A Bilingual Approach
WSD provides a comprehensive educational program that includes a commitment to promoting the acquisition, maintenance and study of American Sign Language (ASL) and English for all deaf and hard of hearing children.
What People are Saying
Lafawne Robinson, Parent
He would start telling me ‘I just want to read at recess. I don’t want anybody to talk to me,’ and I’m like ‘no’. He’s outgoing. That’s not in his spirit. We started looking at different schools and was wowed by this school because of the socialization at recess and lunch and in the classroom is amazing.
Brent Neatherlin, Parent
I’ve seen a lot of changes because the communications was there to be able to interact, socialize, boost her self-esteem. The teachers, the staff, very positive reinforcements here.
Jennifer Ellis, Teacher
ASL is their language. That gives them the self-esteem and they have a foundation then to support their English development.
Minh Truong, Parent
Our daughter’s first language is ASL. It’s very important she understand ASL.
Yajaira, WSD alumna
With ASL I could learn everything.
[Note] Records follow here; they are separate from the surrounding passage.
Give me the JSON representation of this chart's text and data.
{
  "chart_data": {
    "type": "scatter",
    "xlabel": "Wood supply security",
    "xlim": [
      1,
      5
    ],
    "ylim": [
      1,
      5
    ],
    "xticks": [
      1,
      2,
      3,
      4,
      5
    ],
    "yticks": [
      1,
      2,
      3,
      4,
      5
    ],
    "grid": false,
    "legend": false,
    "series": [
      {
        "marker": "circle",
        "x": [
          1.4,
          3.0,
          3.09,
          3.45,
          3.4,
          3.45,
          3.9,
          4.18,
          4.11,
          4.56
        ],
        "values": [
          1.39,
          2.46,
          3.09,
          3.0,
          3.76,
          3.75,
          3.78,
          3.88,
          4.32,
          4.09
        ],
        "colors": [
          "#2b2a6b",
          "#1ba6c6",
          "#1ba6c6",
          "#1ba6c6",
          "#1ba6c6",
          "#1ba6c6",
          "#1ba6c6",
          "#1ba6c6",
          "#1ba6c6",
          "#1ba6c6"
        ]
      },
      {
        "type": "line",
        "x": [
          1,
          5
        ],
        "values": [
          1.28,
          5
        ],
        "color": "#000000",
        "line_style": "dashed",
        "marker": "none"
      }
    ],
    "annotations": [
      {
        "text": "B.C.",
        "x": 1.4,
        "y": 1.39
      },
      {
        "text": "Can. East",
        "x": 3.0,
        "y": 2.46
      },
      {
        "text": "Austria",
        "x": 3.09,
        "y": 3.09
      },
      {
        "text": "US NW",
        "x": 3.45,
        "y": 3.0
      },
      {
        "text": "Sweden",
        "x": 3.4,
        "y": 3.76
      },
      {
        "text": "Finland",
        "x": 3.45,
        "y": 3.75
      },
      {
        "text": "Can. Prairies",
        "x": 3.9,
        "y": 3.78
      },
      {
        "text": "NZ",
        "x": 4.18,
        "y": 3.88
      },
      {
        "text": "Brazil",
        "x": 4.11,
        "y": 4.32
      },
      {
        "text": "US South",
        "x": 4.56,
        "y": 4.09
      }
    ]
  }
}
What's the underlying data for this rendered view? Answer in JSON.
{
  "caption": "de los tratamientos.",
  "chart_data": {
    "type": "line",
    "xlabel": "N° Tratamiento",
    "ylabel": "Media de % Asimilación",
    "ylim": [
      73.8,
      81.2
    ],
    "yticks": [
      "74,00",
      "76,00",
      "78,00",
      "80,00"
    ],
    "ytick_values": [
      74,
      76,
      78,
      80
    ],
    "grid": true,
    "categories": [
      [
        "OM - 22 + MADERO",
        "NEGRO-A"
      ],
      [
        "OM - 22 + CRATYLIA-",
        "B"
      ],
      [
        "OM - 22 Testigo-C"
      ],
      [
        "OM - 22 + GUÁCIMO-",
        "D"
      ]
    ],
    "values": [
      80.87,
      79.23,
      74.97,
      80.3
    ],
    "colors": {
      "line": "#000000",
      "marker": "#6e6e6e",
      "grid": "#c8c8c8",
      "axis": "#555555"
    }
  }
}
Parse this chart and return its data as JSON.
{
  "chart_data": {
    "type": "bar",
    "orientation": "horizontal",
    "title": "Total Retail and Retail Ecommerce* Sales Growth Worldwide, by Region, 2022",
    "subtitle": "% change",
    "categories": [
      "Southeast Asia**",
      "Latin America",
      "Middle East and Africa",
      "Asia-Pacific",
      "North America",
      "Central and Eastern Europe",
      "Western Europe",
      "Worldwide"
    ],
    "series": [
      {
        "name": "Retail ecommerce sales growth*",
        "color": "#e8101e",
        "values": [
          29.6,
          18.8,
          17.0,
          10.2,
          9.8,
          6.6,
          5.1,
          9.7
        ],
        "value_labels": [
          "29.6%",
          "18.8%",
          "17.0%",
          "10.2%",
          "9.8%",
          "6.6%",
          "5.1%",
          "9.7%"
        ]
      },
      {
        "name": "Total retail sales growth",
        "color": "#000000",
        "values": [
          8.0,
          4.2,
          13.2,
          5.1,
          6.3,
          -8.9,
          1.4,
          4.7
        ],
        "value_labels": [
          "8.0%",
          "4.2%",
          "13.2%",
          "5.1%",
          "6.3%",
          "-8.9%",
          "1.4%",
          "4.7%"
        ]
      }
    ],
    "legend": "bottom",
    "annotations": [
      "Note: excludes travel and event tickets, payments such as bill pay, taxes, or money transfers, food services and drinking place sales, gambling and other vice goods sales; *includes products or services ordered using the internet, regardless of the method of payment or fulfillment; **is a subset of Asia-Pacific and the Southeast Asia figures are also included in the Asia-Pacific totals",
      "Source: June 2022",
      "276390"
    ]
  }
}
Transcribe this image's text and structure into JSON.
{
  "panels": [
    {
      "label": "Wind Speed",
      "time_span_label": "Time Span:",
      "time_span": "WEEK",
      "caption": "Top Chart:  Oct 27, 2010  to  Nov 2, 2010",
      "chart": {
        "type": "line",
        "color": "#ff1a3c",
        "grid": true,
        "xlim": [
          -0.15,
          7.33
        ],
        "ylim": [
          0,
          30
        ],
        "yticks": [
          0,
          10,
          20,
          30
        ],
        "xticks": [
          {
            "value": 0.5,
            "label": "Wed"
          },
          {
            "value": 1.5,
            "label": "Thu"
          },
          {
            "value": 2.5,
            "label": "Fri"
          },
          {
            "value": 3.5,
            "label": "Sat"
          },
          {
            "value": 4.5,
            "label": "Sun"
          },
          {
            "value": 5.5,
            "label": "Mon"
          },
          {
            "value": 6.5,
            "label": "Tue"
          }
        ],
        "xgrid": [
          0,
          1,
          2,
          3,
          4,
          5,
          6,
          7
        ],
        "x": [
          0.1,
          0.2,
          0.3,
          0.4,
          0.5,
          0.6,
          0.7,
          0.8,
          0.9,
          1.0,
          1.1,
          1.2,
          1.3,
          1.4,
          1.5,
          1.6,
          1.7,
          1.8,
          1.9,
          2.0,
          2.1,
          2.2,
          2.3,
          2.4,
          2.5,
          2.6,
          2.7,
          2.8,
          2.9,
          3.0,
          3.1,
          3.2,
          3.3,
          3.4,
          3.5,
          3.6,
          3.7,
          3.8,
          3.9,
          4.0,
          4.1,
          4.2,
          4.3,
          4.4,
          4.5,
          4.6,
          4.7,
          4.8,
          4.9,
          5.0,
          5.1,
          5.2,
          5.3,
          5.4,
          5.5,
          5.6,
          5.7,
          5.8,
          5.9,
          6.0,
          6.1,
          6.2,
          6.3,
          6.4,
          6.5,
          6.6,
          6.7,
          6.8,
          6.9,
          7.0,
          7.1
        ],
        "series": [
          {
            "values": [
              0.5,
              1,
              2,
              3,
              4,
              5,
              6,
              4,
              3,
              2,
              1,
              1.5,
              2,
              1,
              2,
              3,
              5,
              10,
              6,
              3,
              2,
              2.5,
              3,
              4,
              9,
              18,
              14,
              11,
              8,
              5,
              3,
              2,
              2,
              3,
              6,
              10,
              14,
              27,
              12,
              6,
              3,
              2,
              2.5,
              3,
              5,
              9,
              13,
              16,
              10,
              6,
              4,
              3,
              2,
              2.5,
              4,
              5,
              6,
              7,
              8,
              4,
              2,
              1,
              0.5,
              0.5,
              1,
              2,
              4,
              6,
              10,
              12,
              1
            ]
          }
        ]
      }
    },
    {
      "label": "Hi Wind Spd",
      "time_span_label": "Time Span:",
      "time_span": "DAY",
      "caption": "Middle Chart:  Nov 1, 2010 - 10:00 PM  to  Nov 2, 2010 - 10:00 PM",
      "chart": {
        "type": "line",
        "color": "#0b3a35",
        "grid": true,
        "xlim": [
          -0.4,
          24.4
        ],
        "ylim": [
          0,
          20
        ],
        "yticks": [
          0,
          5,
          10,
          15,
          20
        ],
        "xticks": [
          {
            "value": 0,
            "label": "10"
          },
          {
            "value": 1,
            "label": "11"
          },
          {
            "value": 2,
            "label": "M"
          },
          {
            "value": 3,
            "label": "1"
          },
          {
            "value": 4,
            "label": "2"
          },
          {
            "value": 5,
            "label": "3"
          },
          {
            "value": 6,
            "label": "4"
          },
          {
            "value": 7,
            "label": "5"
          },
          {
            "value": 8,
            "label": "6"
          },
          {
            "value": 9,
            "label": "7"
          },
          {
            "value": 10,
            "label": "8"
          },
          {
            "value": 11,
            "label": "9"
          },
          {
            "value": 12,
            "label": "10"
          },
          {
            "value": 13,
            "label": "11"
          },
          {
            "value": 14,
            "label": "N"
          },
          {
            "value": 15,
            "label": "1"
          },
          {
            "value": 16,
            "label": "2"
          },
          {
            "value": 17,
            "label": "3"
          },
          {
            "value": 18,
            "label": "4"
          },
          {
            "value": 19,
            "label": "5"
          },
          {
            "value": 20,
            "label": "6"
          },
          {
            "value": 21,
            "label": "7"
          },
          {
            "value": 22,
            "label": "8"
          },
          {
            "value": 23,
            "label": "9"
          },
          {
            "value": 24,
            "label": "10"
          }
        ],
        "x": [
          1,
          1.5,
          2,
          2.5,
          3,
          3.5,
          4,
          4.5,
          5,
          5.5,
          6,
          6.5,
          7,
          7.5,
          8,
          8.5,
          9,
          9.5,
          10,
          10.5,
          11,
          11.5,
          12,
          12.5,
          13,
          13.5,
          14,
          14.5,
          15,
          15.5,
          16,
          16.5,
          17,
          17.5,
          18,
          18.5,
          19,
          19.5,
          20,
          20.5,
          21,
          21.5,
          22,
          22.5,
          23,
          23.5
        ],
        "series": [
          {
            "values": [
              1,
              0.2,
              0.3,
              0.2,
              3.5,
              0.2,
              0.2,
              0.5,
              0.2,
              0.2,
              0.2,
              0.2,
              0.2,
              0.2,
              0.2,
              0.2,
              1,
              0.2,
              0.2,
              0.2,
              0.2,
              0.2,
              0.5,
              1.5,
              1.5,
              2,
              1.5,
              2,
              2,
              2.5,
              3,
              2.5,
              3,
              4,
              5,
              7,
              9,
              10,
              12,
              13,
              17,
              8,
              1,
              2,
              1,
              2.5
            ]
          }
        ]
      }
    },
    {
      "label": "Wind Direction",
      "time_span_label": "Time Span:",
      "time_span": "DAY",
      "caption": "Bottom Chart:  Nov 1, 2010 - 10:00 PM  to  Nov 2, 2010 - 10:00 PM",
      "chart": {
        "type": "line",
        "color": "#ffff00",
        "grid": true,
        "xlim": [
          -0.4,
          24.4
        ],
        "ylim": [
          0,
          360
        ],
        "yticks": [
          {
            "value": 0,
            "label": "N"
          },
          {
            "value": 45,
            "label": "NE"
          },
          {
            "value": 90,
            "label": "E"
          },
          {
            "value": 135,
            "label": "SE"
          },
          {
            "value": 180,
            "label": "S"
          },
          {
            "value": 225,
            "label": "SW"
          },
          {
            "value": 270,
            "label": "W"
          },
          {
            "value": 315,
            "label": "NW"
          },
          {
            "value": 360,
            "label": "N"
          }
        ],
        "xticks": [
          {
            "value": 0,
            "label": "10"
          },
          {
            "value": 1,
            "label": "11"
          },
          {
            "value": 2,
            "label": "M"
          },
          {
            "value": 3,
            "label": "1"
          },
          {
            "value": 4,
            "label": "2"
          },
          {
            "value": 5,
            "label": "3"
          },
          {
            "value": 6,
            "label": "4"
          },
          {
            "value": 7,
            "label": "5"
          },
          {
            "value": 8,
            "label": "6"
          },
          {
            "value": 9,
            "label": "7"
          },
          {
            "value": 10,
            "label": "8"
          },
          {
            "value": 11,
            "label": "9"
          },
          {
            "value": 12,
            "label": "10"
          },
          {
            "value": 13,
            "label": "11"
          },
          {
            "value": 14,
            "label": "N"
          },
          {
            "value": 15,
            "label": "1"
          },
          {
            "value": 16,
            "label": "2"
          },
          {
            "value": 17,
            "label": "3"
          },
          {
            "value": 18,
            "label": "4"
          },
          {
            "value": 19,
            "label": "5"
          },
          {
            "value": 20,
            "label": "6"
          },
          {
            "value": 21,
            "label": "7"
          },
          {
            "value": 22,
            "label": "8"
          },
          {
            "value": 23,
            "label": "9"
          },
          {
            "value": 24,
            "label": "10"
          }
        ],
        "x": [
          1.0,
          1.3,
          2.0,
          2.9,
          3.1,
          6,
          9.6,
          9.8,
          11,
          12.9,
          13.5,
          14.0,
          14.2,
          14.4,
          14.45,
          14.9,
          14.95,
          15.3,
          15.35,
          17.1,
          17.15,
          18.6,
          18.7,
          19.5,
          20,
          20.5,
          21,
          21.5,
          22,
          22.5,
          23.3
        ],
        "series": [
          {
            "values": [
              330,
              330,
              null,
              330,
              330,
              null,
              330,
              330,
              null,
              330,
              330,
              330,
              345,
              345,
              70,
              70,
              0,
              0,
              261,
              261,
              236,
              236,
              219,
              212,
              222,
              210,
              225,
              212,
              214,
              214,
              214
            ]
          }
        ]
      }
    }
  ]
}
I’ve made so much progress since I came here. I’m grateful to my parents for sending me to WSD. In my opinion, you’ll want to come here.
We know that learning is a social activity. It’s social in nature. People learn from each other all the time. Children learn the fastest from their peers.
Pamela Whitney, Pre-School Teacher
It is very crucial that the children have access to language development. A natural acquisition of language right from the very beginning.
Samantha Grosmick, Parent
[We] came to the school. She fell in love with it. The teachers, the one-on-one, the bi-lingual, the support for speech, for occupational therapy Gabby had at that time. There was a plethora of resources for us. And my husband and I had children. They are our responsibility. We want the best for her. We want her to succeed in the world. Here she goes.
Every deaf child can learn just the same as hearing children can. I think that is one problem is that often there are misconceptions about deaf children’s abilities.
Lisa Ronda, Parent
So in one year [Jonathan] has made amazing progress. I think that just how much ASL is going on in the classroom has really made all the difference. So he is exposed to it all day.
I like that I can look directly at my teacher. I don’t have to look at the interpreter. I can get the teaching directly from the teacher.
ASL-English Bilingual Program Service Director
A strong language foundation is very important for their success in life. Research shows that deaf students who have American Sign Language skills are then more successful in English.
Randall, WSD alumnus
I asked my mother to send me here. It was a big decision for her because I lived 8 hours away from here. My mother made the right choice to send me here. It was worth it.
Before I got to WSD, I didn’t sign well. I used a little bit of gesturing. When I got here, I got better and better.
Jeanmarie Moore, Parent
Once Nicolas started coming here, he blossomed and bloomed. I’m happy to say he walks, talks, runs, reads and plays basketball and does all the things they said he would never do.